Unfortunately, Cambodia still has some clearance work to do. Last year, 32 Cambodians were injured or killed by landmines. Many of those injured and killed in more recent years have encountered minefields in Cambodia’s northwestern region along the border with Thailand. These minefields have been left for last as Cambodia and Thailand worked to resolve border disputes dating back to the early 1990s. In November 2022, in a significant breakthrough, the then-Cambodian Prime Minister said that he had agreed with his Thai counterpart that clearance work should happen on the border. “We do not need to determine whether the border must be demarcated before demining,” he said. Since then, progress on border clearance has been slow, calling into question Cambodia’s plans to clear all remaining landmines by the end of 2025.

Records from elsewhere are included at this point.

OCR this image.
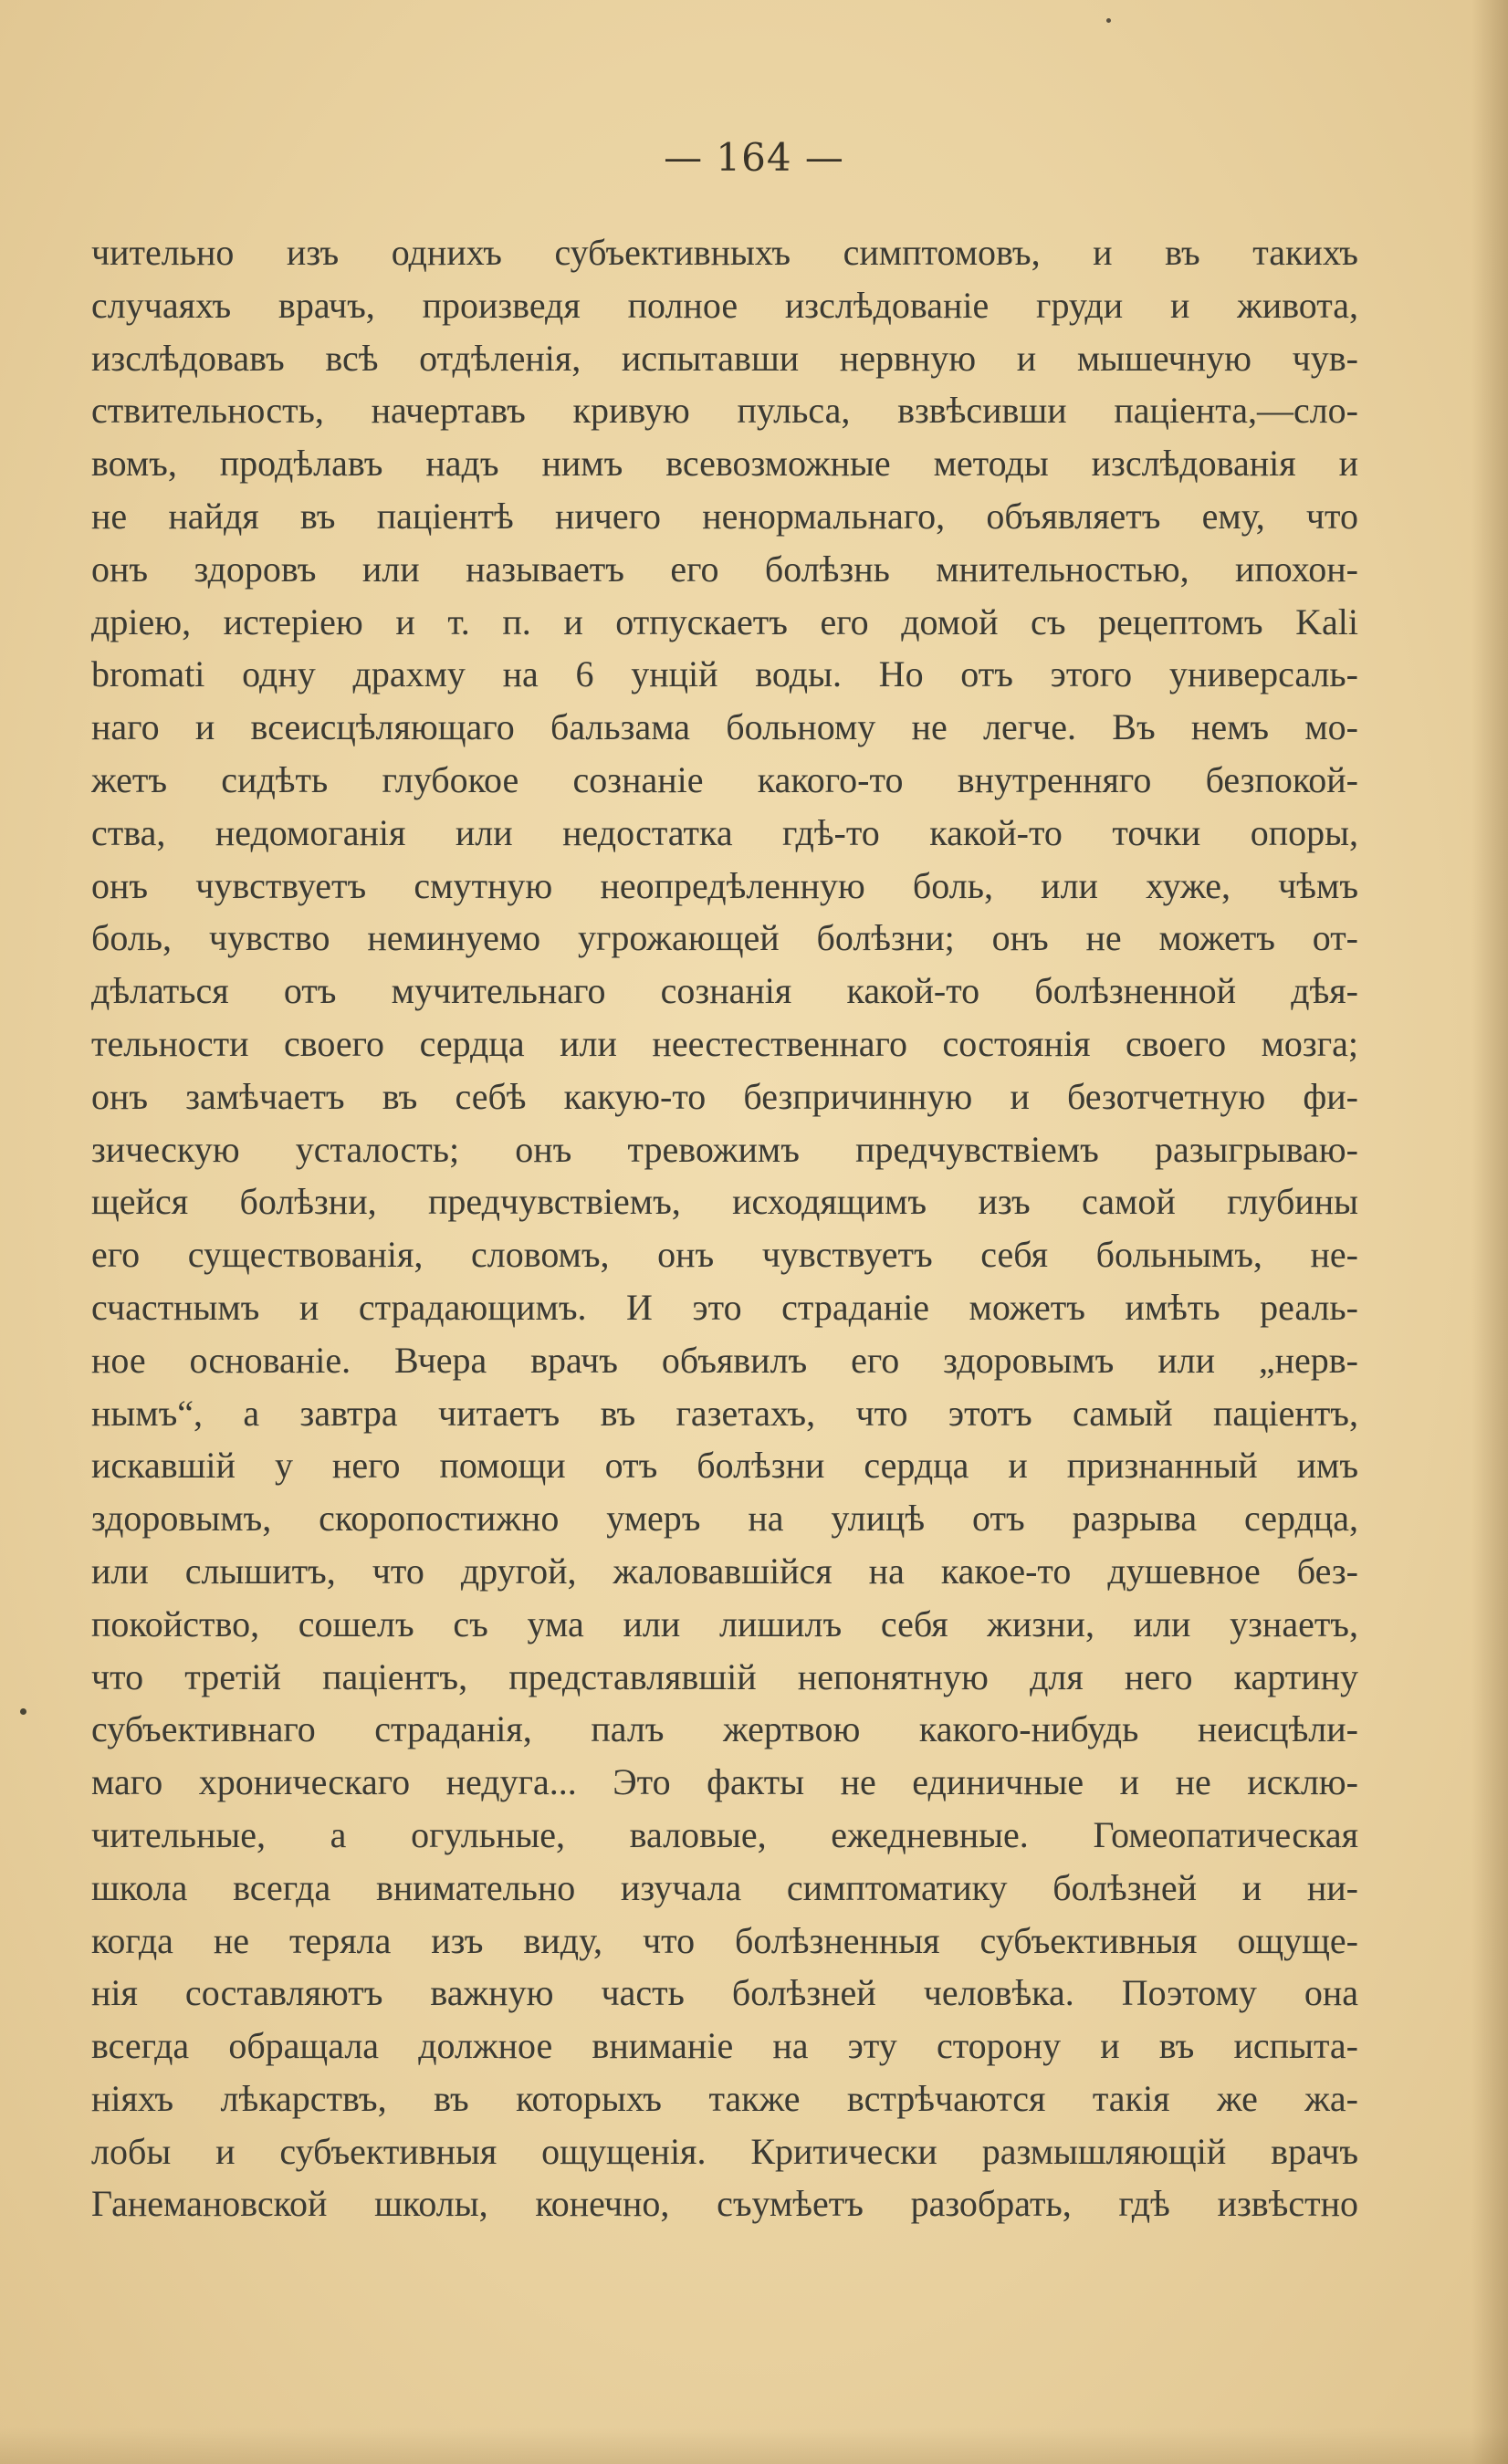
— 164 —
чительно изъ однихъ субъективныхъ симптомовъ, и въ такихъ
случаяхъ врачъ, произведя полное изслѣдованіе груди и живота,
изслѣдовавъ всѣ отдѣленія, испытавши нервную и мышечную чув-
ствительность, начертавъ кривую пульса, взвѣсивши паціента,—сло-
вомъ, продѣлавъ надъ нимъ всевозможные методы изслѣдованія и
не найдя въ паціентѣ ничего ненормальнаго, объявляетъ ему, что
онъ здоровъ или называетъ его болѣзнь мнительностью, ипохон-
дріею, истеріею и т. п. и отпускаетъ его домой съ рецептомъ Kali
bromati одну драхму на 6 унцій воды. Но отъ этого универсаль-
наго и всеисцѣляющаго бальзама больному не легче. Въ немъ мо-
жетъ сидѣть глубокое сознаніе какого-то внутренняго безпокой-
ства, недомоганія или недостатка гдѣ-то какой-то точки опоры,
онъ чувствуетъ смутную неопредѣленную боль, или хуже, чѣмъ
боль, чувство неминуемо угрожающей болѣзни; онъ не можетъ от-
дѣлаться отъ мучительнаго сознанія какой-то болѣзненной дѣя-
тельности своего сердца или неестественнаго состоянія своего мозга;
онъ замѣчаетъ въ себѣ какую-то безпричинную и безотчетную фи-
зическую усталость; онъ тревожимъ предчувствіемъ разыгрываю-
щейся болѣзни, предчувствіемъ, исходящимъ изъ самой глубины
его существованія, словомъ, онъ чувствуетъ себя больнымъ, не-
счастнымъ и страдающимъ. И это страданіе можетъ имѣть реаль-
ное основаніе. Вчера врачъ объявилъ его здоровымъ или „нерв-
нымъ“, а завтра читаетъ въ газетахъ, что этотъ самый паціентъ,
искавшій у него помощи отъ болѣзни сердца и признанный имъ
здоровымъ, скоропостижно умеръ на улицѣ отъ разрыва сердца,
или слышитъ, что другой, жаловавшійся на какое-то душевное без-
покойство, сошелъ съ ума или лишилъ себя жизни, или узнаетъ,
что третій паціентъ, представлявшій непонятную для него картину
субъективнаго страданія, палъ жертвою какого-нибудь неисцѣли-
маго хроническаго недуга... Это факты не единичные и не исклю-
чительные, а огульные, валовые, ежедневные. Гомеопатическая
школа всегда внимательно изучала симптоматику болѣзней и ни-
когда не теряла изъ виду, что болѣзненныя субъективныя ощуще-
нія составляютъ важную часть болѣзней человѣка. Поэтому она
всегда обращала должное вниманіе на эту сторону и въ испыта-
ніяхъ лѣкарствъ, въ которыхъ также встрѣчаются такія же жа-
лобы и субъективныя ощущенія. Критически размышляющій врачъ
Ганемановской школы, конечно, съумѣетъ разобрать, гдѣ извѣстно
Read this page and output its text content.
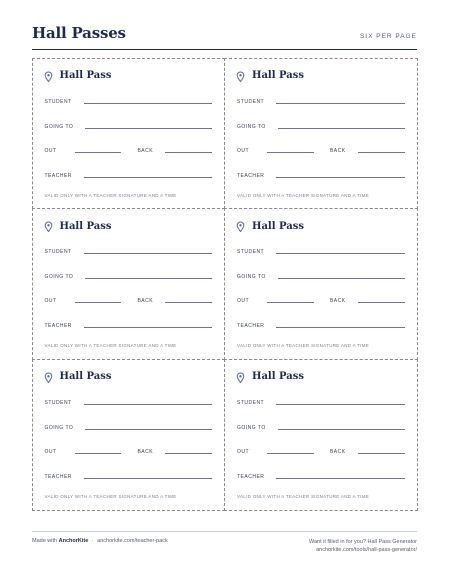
Hall Passes	SIX PER PAGE
Hall Pass
STUDENT
GOING TO
OUT	BACK
TEACHER
VALID ONLY WITH A TEACHER SIGNATURE AND A TIME
Hall Pass
STUDENT
GOING TO
OUT	BACK
TEACHER
VALID ONLY WITH A TEACHER SIGNATURE AND A TIME
Hall Pass
STUDENT
GOING TO
OUT	BACK
TEACHER
VALID ONLY WITH A TEACHER SIGNATURE AND A TIME
Hall Pass
STUDENT
GOING TO
OUT	BACK
TEACHER
VALID ONLY WITH A TEACHER SIGNATURE AND A TIME
Hall Pass
STUDENT
GOING TO
OUT	BACK
TEACHER
VALID ONLY WITH A TEACHER SIGNATURE AND A TIME
Hall Pass
STUDENT
GOING TO
OUT	BACK
TEACHER
VALID ONLY WITH A TEACHER SIGNATURE AND A TIME
Made with AnchorKite · anchorkite.com/teacher-pack	Want it filled in for you? Hall Pass Generator
anchorkite.com/tools/hall-pass-generator/
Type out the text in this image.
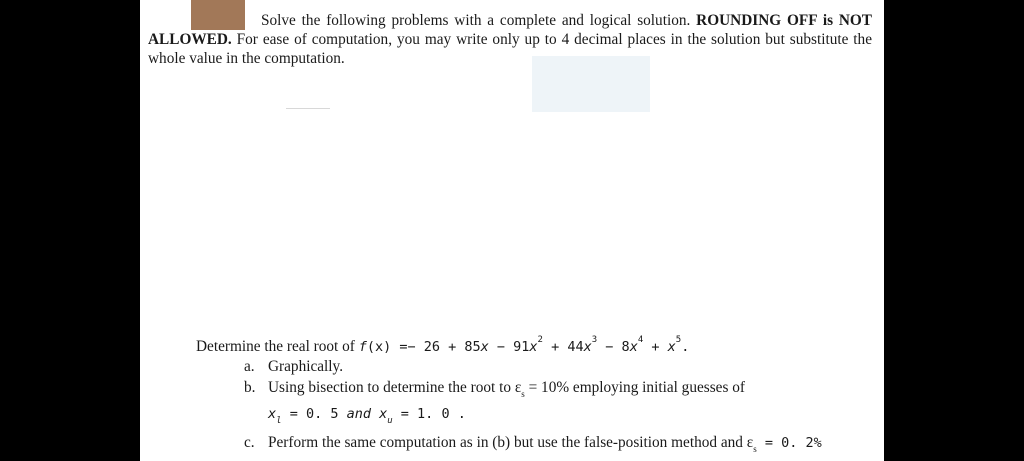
Solve the following problems with a complete and logical solution. ROUNDING OFF is NOT ALLOWED. For ease of computation, you may write only up to 4 decimal places in the solution but substitute the whole value in the computation.
Determine the real root of $f(x) =- 26 + 85x - 91x^2 + 44x^3 - 8x^4 + x^5$.
a. Graphically.
b. Using bisection to determine the root to $\varepsilon_s = 10\%$ employing initial guesses of
$x_l = 0$. 5 and $x_u = 1$. 0 .
c. Perform the same computation as in (b) but use the false-position method and $\varepsilon_s = 0$. 2%
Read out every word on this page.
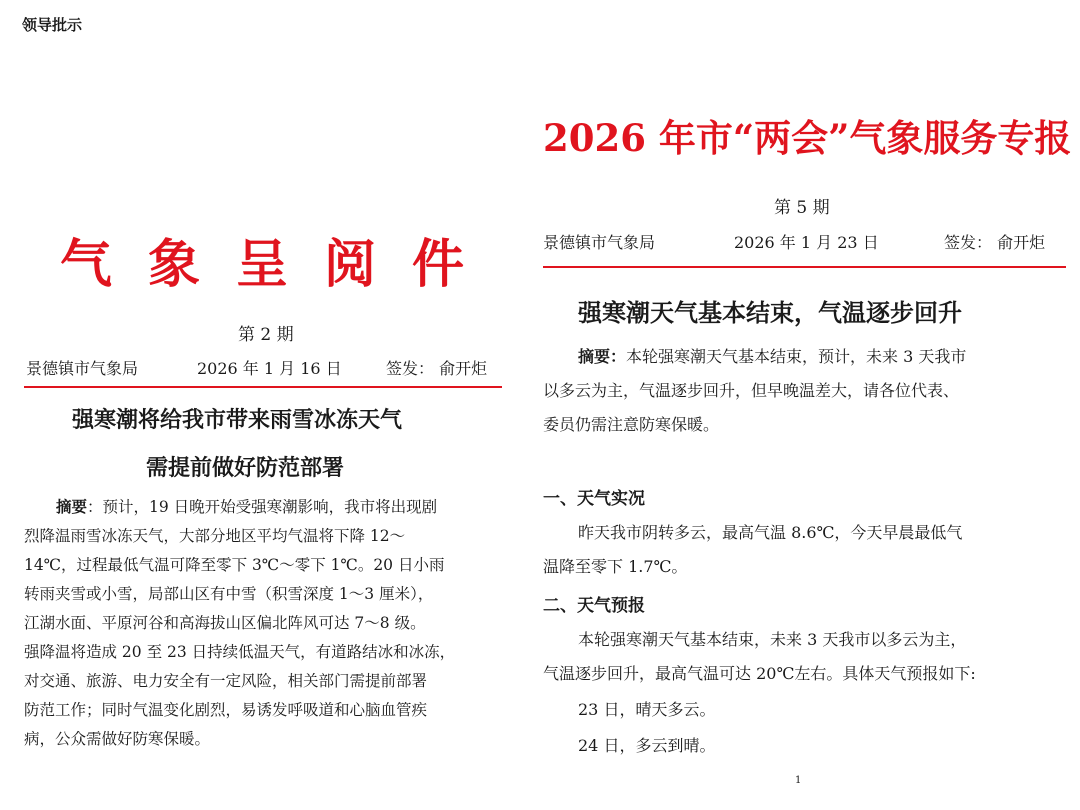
领导批示
气象呈阅件
第 2 期
景德镇市气象局	2026 年 1 月 16 日	签发： 俞开炬
强寒潮将给我市带来雨雪冰冻天气
需提前做好防范部署
摘要：预计，19 日晚开始受强寒潮影响，我市将出现剧
烈降温雨雪冰冻天气，大部分地区平均气温将下降 12～
14℃，过程最低气温可降至零下 3℃～零下 1℃。20 日小雨
转雨夹雪或小雪，局部山区有中雪（积雪深度 1～3 厘米），
江湖水面、平原河谷和高海拔山区偏北阵风可达 7～8 级。
强降温将造成 20 至 23 日持续低温天气，有道路结冰和冰冻，
对交通、旅游、电力安全有一定风险，相关部门需提前部署
防范工作；同时气温变化剧烈，易诱发呼吸道和心脑血管疾
病，公众需做好防寒保暖。
2026 年市“两会”气象服务专报
第 5 期
景德镇市气象局	2026 年 1 月 23 日	签发： 俞开炬
强寒潮天气基本结束，气温逐步回升
摘要：本轮强寒潮天气基本结束，预计，未来 3 天我市
以多云为主，气温逐步回升，但早晚温差大，请各位代表、
委员仍需注意防寒保暖。
一、天气实况
昨天我市阴转多云，最高气温 8.6℃，今天早晨最低气
温降至零下 1.7℃。
二、天气预报
本轮强寒潮天气基本结束，未来 3 天我市以多云为主，
气温逐步回升，最高气温可达 20℃左右。具体天气预报如下:
23 日，晴天多云。
24 日，多云到晴。
1
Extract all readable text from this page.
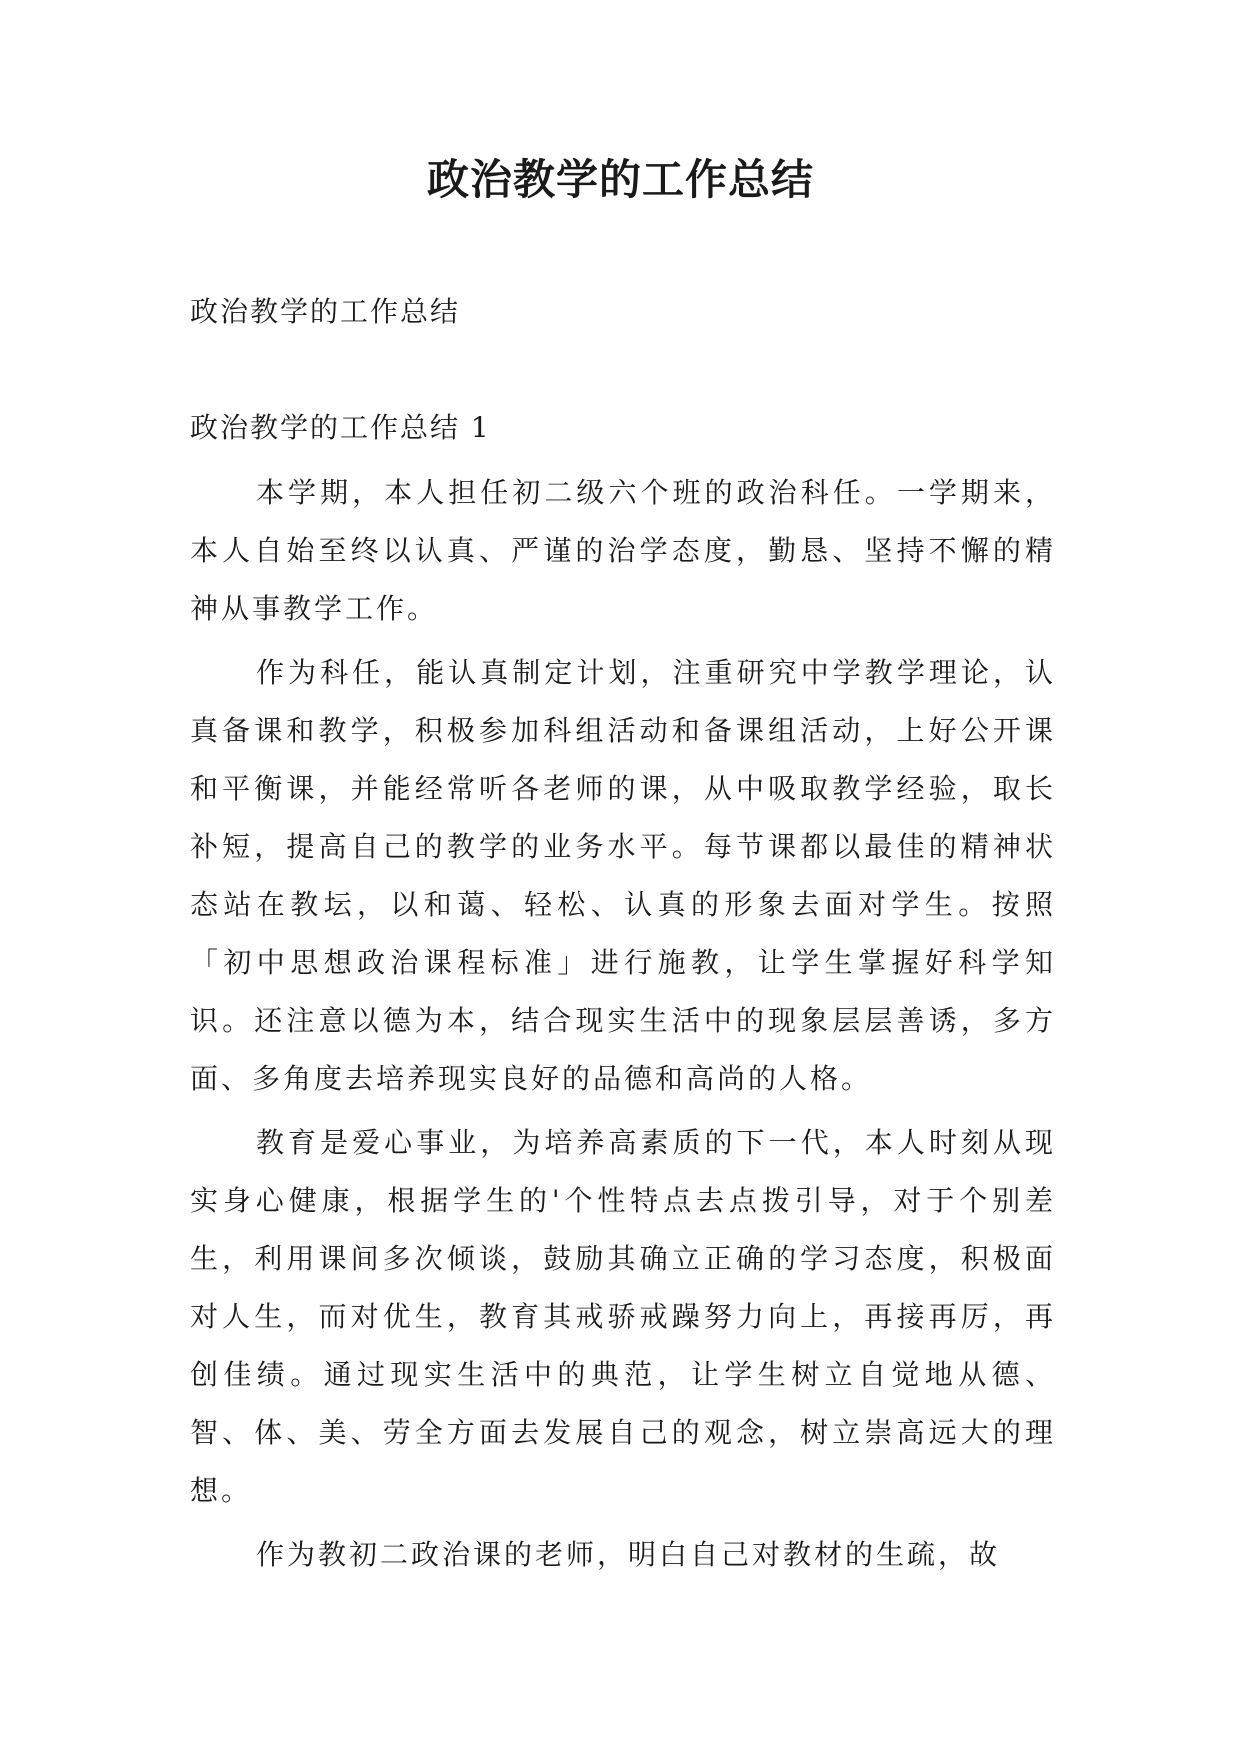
政治教学的工作总结
政治教学的工作总结
政治教学的工作总结 1

本学期，本人担任初二级六个班的政治科任。一学期来，本人自始至终以认真、严谨的治学态度，勤恳、坚持不懈的精神从事教学工作。

作为科任，能认真制定计划，注重研究中学教学理论，认真备课和教学，积极参加科组活动和备课组活动，上好公开课和平衡课，并能经常听各老师的课，从中吸取教学经验，取长补短，提高自己的教学的业务水平。每节课都以最佳的精神状态站在教坛，以和蔼、轻松、认真的形象去面对学生。按照「初中思想政治课程标准」进行施教，让学生掌握好科学知识。还注意以德为本，结合现实生活中的现象层层善诱，多方面、多角度去培养现实良好的品德和高尚的人格。

教育是爱心事业，为培养高素质的下一代，本人时刻从现实身心健康，根据学生的'个性特点去点拨引导，对于个别差生，利用课间多次倾谈，鼓励其确立正确的学习态度，积极面对人生，而对优生，教育其戒骄戒躁努力向上，再接再厉，再创佳绩。通过现实生活中的典范，让学生树立自觉地从德、智、体、美、劳全方面去发展自己的观念，树立崇高远大的理想。

作为教初二政治课的老师，明白自己对教材的生疏，故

Hence, this moment presents a unique opportunity for Canada to showcase once again the brand of humanitarian diplomacy exemplified in Ottawa back in 1996, extending a helping hand to Cambodia and Thailand as they strive to complete the task of clearing the last vestiges of minefields. Canada can foster engagement from Cambodian and Thai counterparts by demonstrating proactive leadership in bolstering the Ottawa Treaty, including financial support for border clearance efforts. This reaffirmation of Canada’s pivotal role within the Ottawa Treaty Community not only strengthens our standing in Southeast Asia but also resonates globally, underlining our commitment to peace and security worldwide.
Author: Patrick Fruchet is a mine action expert with over 25 years of experience. Before his consulting career, he worked for the United Nations for twenty years, most recently as Country Director for Afghanistan at the United Nations Mine Action Service (UNMAS).